CHAPTER EIGHTEEN: Ritual abuse and mind control treatment: greater than the sum of its parts

Miller, Alison Karnac Books ePub

It is my hope that you have learnt from this book that successfully treating survivors of ritual abuse and mind control is possible. I hope that, if you are not already doing it, you will take the challenge and embark on this great adventure, and that if you are, you will feel more secure in your work and be able to hone your skills. There are too few of us doing it, and fewer doing it correctly. Survivors need—deserve—to be able to find competent therapists no matter where they are located.

The following summarizes the guidelines that have been the basis of this book. Some of them might seem deceptively simple; I assure you, they are not. But they do provide a straightforward, clear template that should inform your work:

First of all, recognize that it is who you are, not what you know, that makes you effective as a therapist. It is your ability to “sit with a shattered soul.” This is true even if you are a novice at working with survivors of ritual abuse and mind control.
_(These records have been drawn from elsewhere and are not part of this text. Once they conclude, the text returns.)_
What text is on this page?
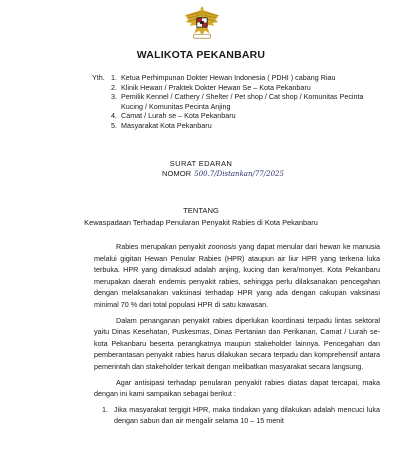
WALIKOTA PEKANBARU
Yth. 1. Ketua Perhimpunan Dokter Hewan Indonesia ( PDHI ) cabang Riau
2. Klinik Hewan / Praktek Dokter Hewan Se – Kota Pekanbaru
3. Pemilik Kennel / Cathery / Shelter / Pet shop / Cat shop / Komunitas Pecinta Kucing / Komunitas Pecinta Anjing
4. Camat / Lurah se – Kota Pekanbaru
5. Masyarakat Kota Pekanbaru
SURAT EDARAN
NOMOR 500.7/Distankan/77/2025
TENTANG
Kewaspadaan Terhadap Penularan Penyakit Rabies di Kota Pekanbaru

Rabies merupakan penyakit zoonosis yang dapat menular dari hewan ke manusia melalui gigitan Hewan Penular Rabies (HPR) ataupun air liur HPR yang terkena luka terbuka. HPR yang dimaksud adalah anjing, kucing dan kera/monyet. Kota Pekanbaru merupakan daerah endemis penyakit rabies, sehingga perlu dilaksanakan pencegahan dengan melaksanakan vaksinasi terhadap HPR yang ada dengan cakupan vaksinasi minimal 70 % dari total populasi HPR di satu kawasan.

Dalam penanganan penyakit rabies diperlukan koordinasi terpadu lintas sektoral yaitu Dinas Kesehatan, Puskesmas, Dinas Pertanian dan Perikanan, Camat / Lurah se-kota Pekanbaru beserta perangkatnya maupun stakeholder lainnya. Pencegahan dan pemberantasan penyakit rabies harus dilakukan secara terpadu dan komprehensif antara pemerintah dan stakeholder terkait dengan melibatkan masyarakat secara langsung.

Agar antisipasi terhadap penularan penyakit rabies diatas dapat tercapai, maka dengan ini kami sampaikan sebagai berikut :

1. Jika masyarakat tergigit HPR, maka tindakan yang dilakukan adalah mencuci luka dengan sabun dan air mengalir selama 10 – 15 menit
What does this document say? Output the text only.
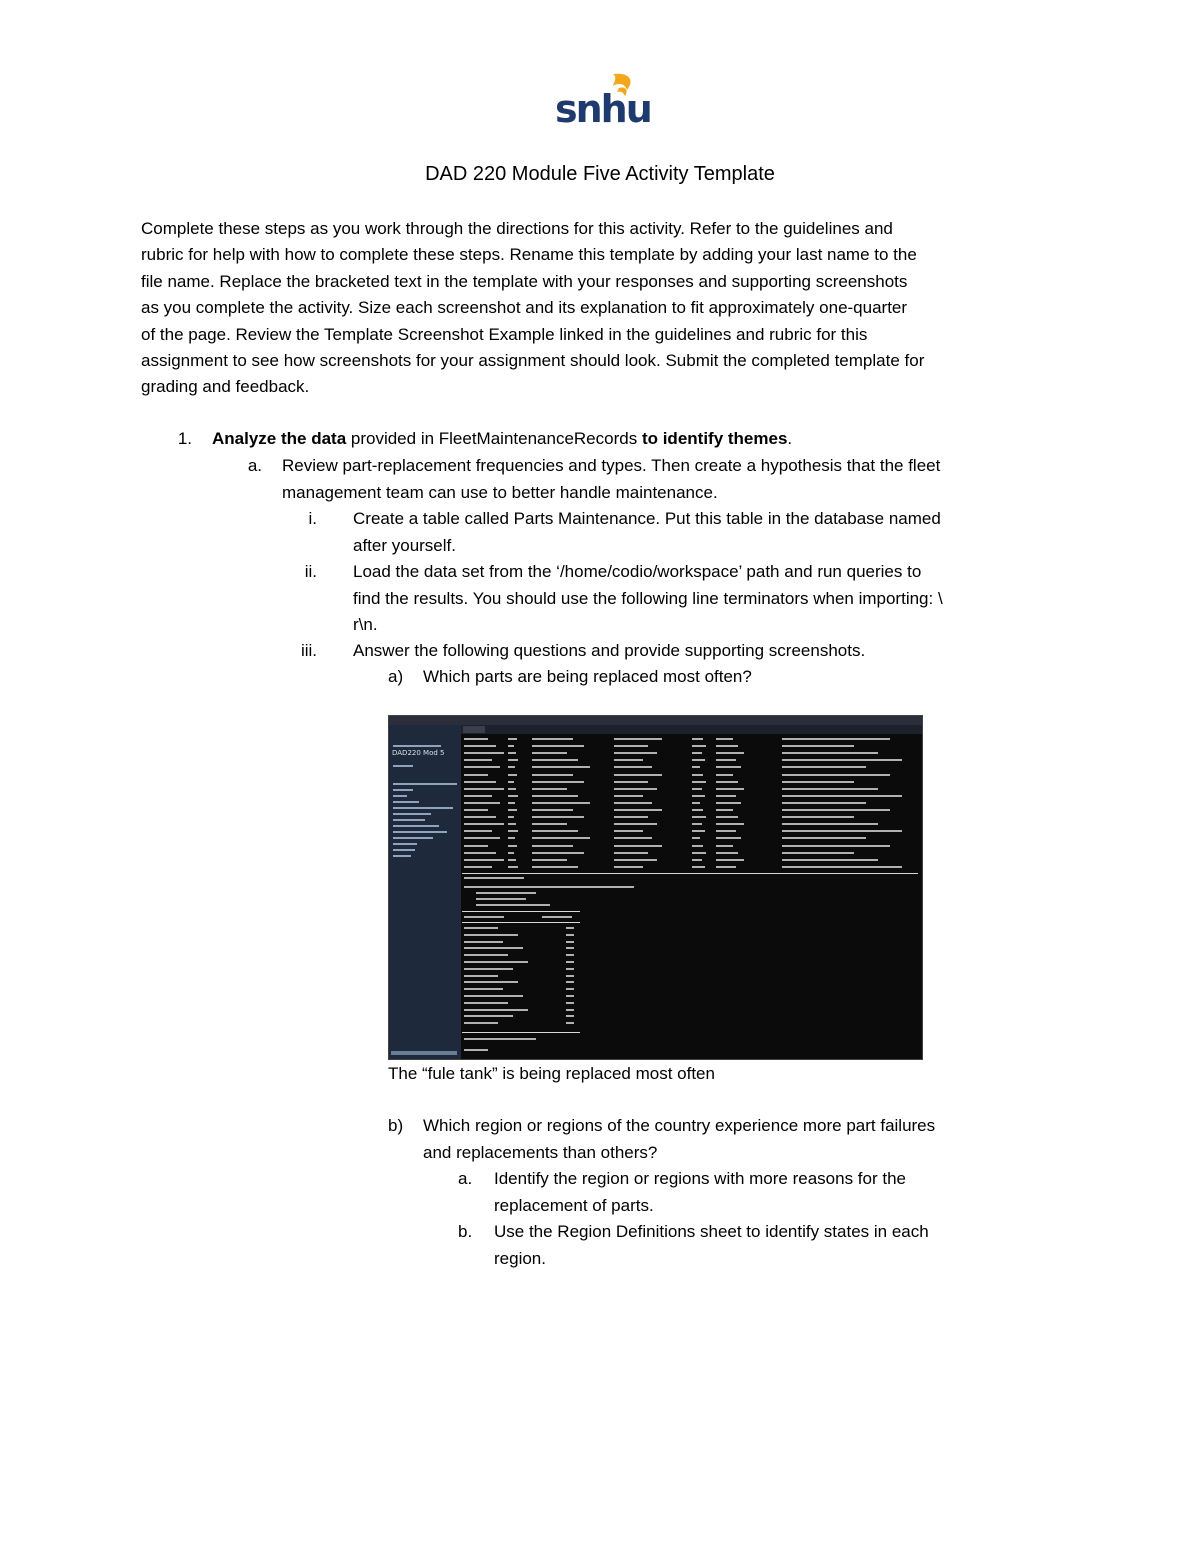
snhu
DAD 220 Module Five Activity Template
Complete these steps as you work through the directions for this activity. Refer to the guidelines and
rubric for help with how to complete these steps. Rename this template by adding your last name to the
file name. Replace the bracketed text in the template with your responses and supporting screenshots
as you complete the activity. Size each screenshot and its explanation to fit approximately one-quarter
of the page. Review the Template Screenshot Example linked in the guidelines and rubric for this
assignment to see how screenshots for your assignment should look. Submit the completed template for
grading and feedback.
1. Analyze the data provided in FleetMaintenanceRecords to identify themes.
a. Review part-replacement frequencies and types. Then create a hypothesis that the fleet
management team can use to better handle maintenance.
i. Create a table called Parts Maintenance. Put this table in the database named
after yourself.
ii. Load the data set from the ‘/home/codio/workspace’ path and run queries to
find the results. You should use the following line terminators when importing: \
r\n.
iii. Answer the following questions and provide supporting screenshots.
a) Which parts are being replaced most often?
DAD220 Mod 5
The “fule tank” is being replaced most often
b) Which region or regions of the country experience more part failures
and replacements than others?
a. Identify the region or regions with more reasons for the
replacement of parts.
b. Use the Region Definitions sheet to identify states in each
region.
I recently consulted to a very experienced therapist who was working with her first ritual abuse survivor. In her zeal to share with the client what she had learnt from me, she forgot to “tune in” to what the client was telling her in the next session, and there was a breach in the therapeutic relationship. She was alert to this, recognized it, and mended it, but it was a good reminder to both of us. Never forget who you are and never move away from the basic empathy, warmth, and genuineness that make a good therapist.